The phone is a slightly less powerful version of the HTC One S that was released in the first half of last year, offering a 1.2GHz dual-core processor and a bog-standard 4.3-inch, 480x800-pixel display.
It contains an LTE chip that means it can connect to 4G, however, which means EE is charging a premium for the honour of carrying this mid-range mobile around in your pocket. The cheapest tariff is £36 per month for 24 months, which nabs you a mere 500MB of data per lunar cycle and will ultimately set you back £864.
Beefing the data up to a more acceptable 3GB will cost £46 per month, or £1,104 over its two-year contract period. That's a lot of cash to part with, especially considering retailers are flogging the One SV for about £350 SIM-free.

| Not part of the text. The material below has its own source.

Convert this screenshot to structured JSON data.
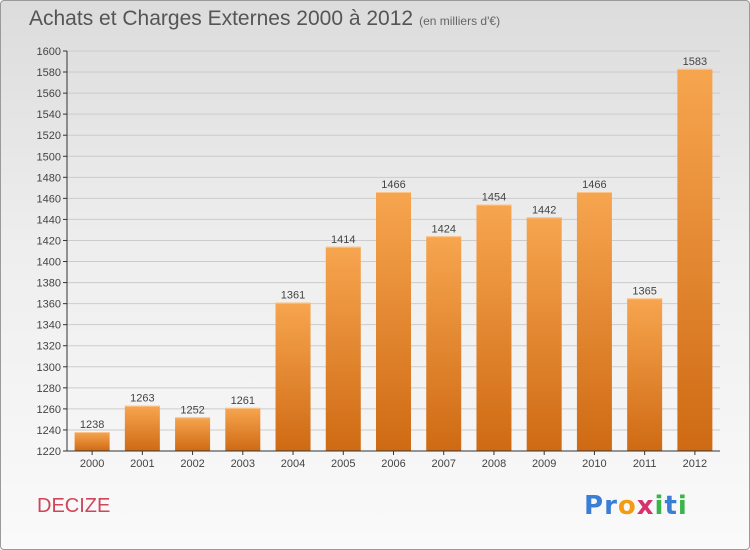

If you're desperate to own this mobile, you can buy the phone SIM-free and then get one of EE's SIM-only 4G plans, the cheapest of which costs £21 per month over 12 months, for a total cost of £252, or about £600 once you add on the cost of the phone itself.
But if you absolutely must possess a 4G phone, for only £50 more up front you can get your mitts on the Samsung Galaxy S3 LTE, which is still very expensive, but offers significantly more impressive hardware than the One SV.
For now, however, you may just be better off going with a 3G phone, where the same amount of money will stretch to just about any high-end mobile you care to mention.
4G is very promising -- as our speed tests show -- but coverage isn't widespread yet, and prices could drop following the impending spectrum auction, which will see O2, Vodafone and Three getting their mitts on bandwidth bits, and offering rival 4G services.